2018: «Neophytenarme Zone» in den nördlichen Napfausläufern stösst auf grosses Interesse

Medienmitteilung zur Neophyten-Fachtagung vom 25. April 2018 in Altbüron LU

Fachtagung invasive Neophyten 2018 in Altbüron

Die beiden Vereine Smaragdgebiet Oberaargau und Lebendiges Rottal sowie die Biodiversia GmbH hatten zu einer Fachtagung «Invasive Neophyten in den nördlichen Napfausläufern» eingeladen. Hier nördlich des Napfs (1408 m.ü.M.) fliessen diverse Bäche Richtung Norden zur Aare. Sie durchqueren dabei bernisches, luzernisches und aargauisches Gebiet in der Grössenordnung von 600 Quadratkilometern. 70 Praktiker und Fachleute aus diesem Gebiete diskutierten letzten Mittwoch in Altbüron LU über den Ansatz einer «neophytenarmen Zone» zur weiterhin vorbildhaften Eindämmung exotischer Problempflanzen. Dieser wurde während der letzten 12 Jahren von verschiedenster Seite vorangetrieben und unterstützt. Damit sollen die einheimischen Pflanzenbestände samt vielfältiger Tierwelt bewahrt werden.

Der neue Begriff «neophytenarme Zone» stiess auch beim Bundesamt für Umwelt (BAFU) auf grosses Interesse. Es unterstützte den Anlass mit einem Beitrag und einem Referat vor Ort. Ebenfalls unterstützt wurde die Tagung vom Kanton Luzern, von mehreren Regionalorganisationen und vom WWF Bern, das sich das europaweit bedeutsame Smaragdgebiet Oberaargau am Unterlauf der Fliessgewässer Langete, Rot und Oenz befindet. Die ebenfalls beitragende Pro Natura Bern besitzt hier zudem ein grosses Naturschutzgebiet. Gross war das Interesse an der Tagung auch von Seite Strassenunterhalt, Wald, Landwirtschaft und von Seite Gemeinden. Insgesamt 60 Gemeinden waren im Vorfeld kontaktiert worden, an der Tagung war die Mehrzahl davon über die eine oder andere Funktion vertreten.
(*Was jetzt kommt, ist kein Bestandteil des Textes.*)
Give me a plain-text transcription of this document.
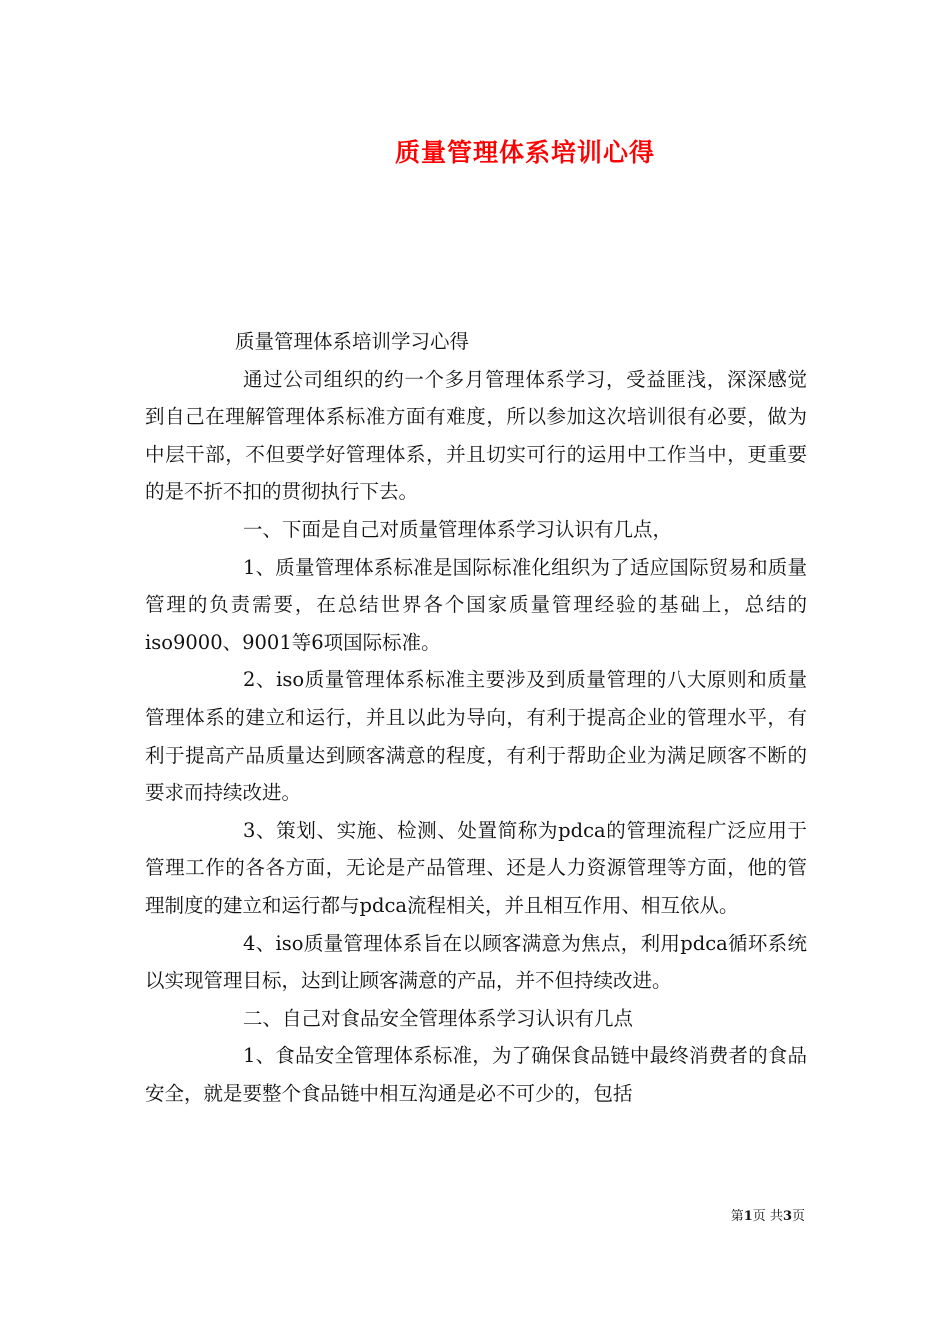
质量管理体系培训心得

质量管理体系培训学习心得

通过公司组织的约一个多月管理体系学习，受益匪浅，深深感觉到自己在理解管理体系标准方面有难度，所以参加这次培训很有必要，做为中层干部，不但要学好管理体系，并且切实可行的运用中工作当中，更重要的是不折不扣的贯彻执行下去。

一、下面是自己对质量管理体系学习认识有几点，

1、质量管理体系标准是国际标准化组织为了适应国际贸易和质量管理的负责需要，在总结世界各个国家质量管理经验的基础上，总结的iso9000、9001等6项国际标准。

2、iso质量管理体系标准主要涉及到质量管理的八大原则和质量管理体系的建立和运行，并且以此为导向，有利于提高企业的管理水平，有利于提高产品质量达到顾客满意的程度，有利于帮助企业为满足顾客不断的要求而持续改进。

3、策划、实施、检测、处置简称为pdca的管理流程广泛应用于管理工作的各各方面，无论是产品管理、还是人力资源管理等方面，他的管理制度的建立和运行都与pdca流程相关，并且相互作用、相互依从。

4、iso质量管理体系旨在以顾客满意为焦点，利用pdca循环系统以实现管理目标，达到让顾客满意的产品，并不但持续改进。

二、自己对食品安全管理体系学习认识有几点

1、食品安全管理体系标准，为了确保食品链中最终消费者的食品安全，就是要整个食品链中相互沟通是必不可少的，包括

第1页 共3页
Ansatz im Sinn der nationalen Strategie

Aus Bundesbern an die Tagung angereist war Gian-Reto Walther, zuständiger für das Thema Neobioten (z.B. Neophyten) beim Bundesamt für Umwelt (BAFU). Er stellte an der Tagung die Bestrebungen des BAFU in Bezug auf die invasiven Neophyten vor. Diese sind komplex und umfassen viele strategische, rechtliche und koordinative Bereiche. Weiter werden die ausführenden Akteure mit wertvollen fachlichen und organisatorischen Grundlagen unterstützt. Für die Pioniere unter den Tagungsteilnehmer war sein Fazit Balsam in den Ohren: «Wer heute schon Anstrengungen unternimmt, invasive gebietsfremde Arten einzudämmen, handelt übereinstimmend mit der Zielsetzung der ‘Strategie der Schweiz zu invasiven Arten’ und verringert dadurch den eigenen Handlungsbedarf und damit die Kosten in der Zukunft.»
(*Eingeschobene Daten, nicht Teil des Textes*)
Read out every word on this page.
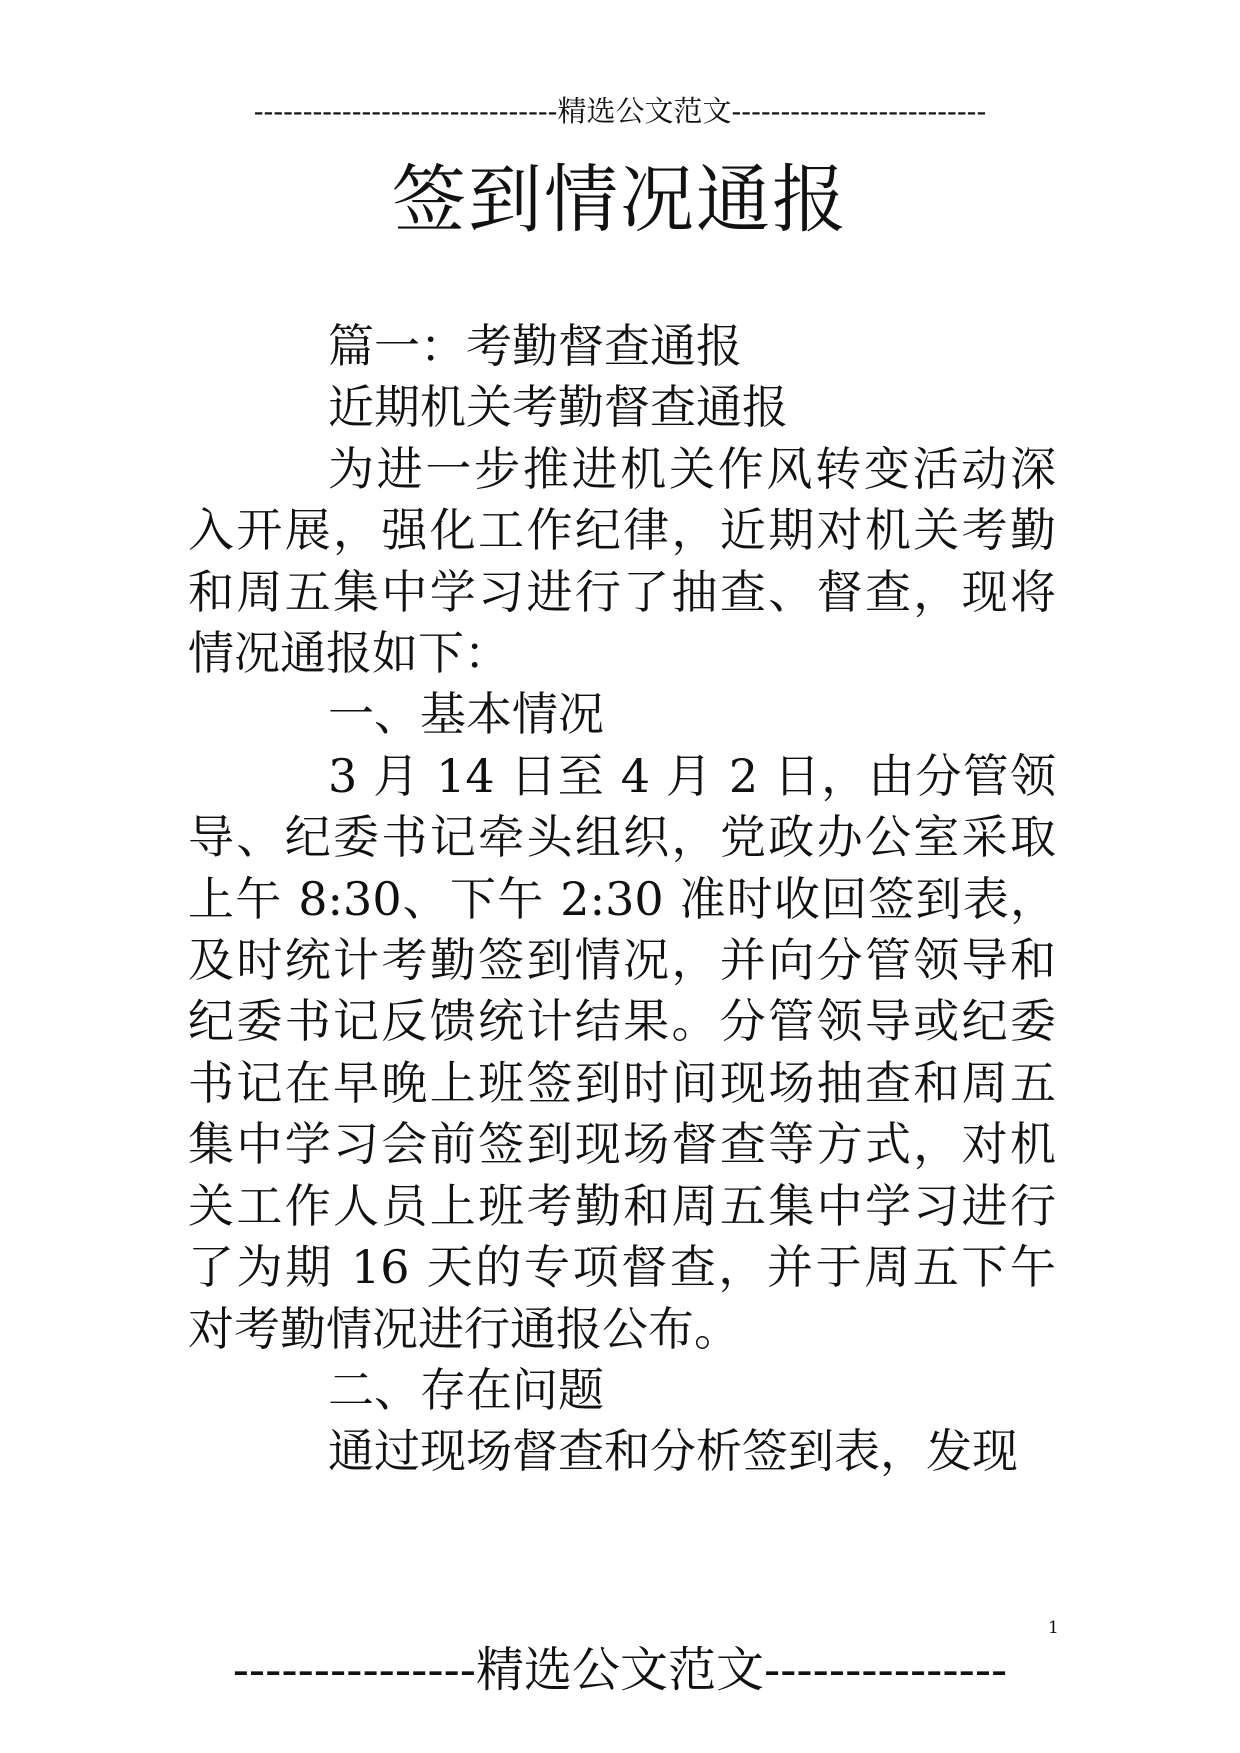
-------------------------------精选公文范文--------------------------
签到情况通报

篇一：考勤督查通报

近期机关考勤督查通报

为进一步推进机关作风转变活动深入开展，强化工作纪律，近期对机关考勤和周五集中学习进行了抽查、督查，现将情况通报如下：

一、基本情况

3 月 14 日至 4 月 2 日，由分管领导、纪委书记牵头组织，党政办公室采取上午 8:30、下午 2:30 准时收回签到表，及时统计考勤签到情况，并向分管领导和纪委书记反馈统计结果。分管领导或纪委书记在早晚上班签到时间现场抽查和周五集中学习会前签到现场督查等方式，对机关工作人员上班考勤和周五集中学习进行了为期 16 天的专项督查，并于周五下午对考勤情况进行通报公布。

二、存在问题

通过现场督查和分析签到表，发现

1
---------------精选公文范文---------------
Unterstützung von Seite Zentralschweiz

Peter Kull von der Abteilung Landwirtschaft und Wald (lawa) des Kantons Luzern zeigte eingangs erschreckendes Bildmaterial, etwa von einem Wald voller Drüsiges Springkraut, von Infrastruktur inmitten Japan-Knöterich oder von einem Flachmoor mit Reinbewuchs nordamerikanischer Goldruten. Während Leute im Auftrag des Kantons Luzern in Naturschutzgebieten selber Hand anlegen, unterstützt das lawa die ausführenden Kräfte mit verschiedenem Informationsmaterial, online und in gedruckter Form. Zudem hat der Kanton Luzern in jeder Gemeinde eine Kontaktperson und führt unter anderem zusammen mit dem Kanton Bern einen Pilotversuch gegen den Japan-Knöterich durch. Auch Peter Kull motivierte zu frühzeitigem Handeln und lobte den Ansatz der «neophytenarmen Zone» in den nördlichen Napfausläufern ein «gutes Konzept», das auch anderswo Schule machen könne. Zuletzt verwies er auf die LUGA-Sonderschau «Exotische Problempflanzen» (27.4.-6.5.18)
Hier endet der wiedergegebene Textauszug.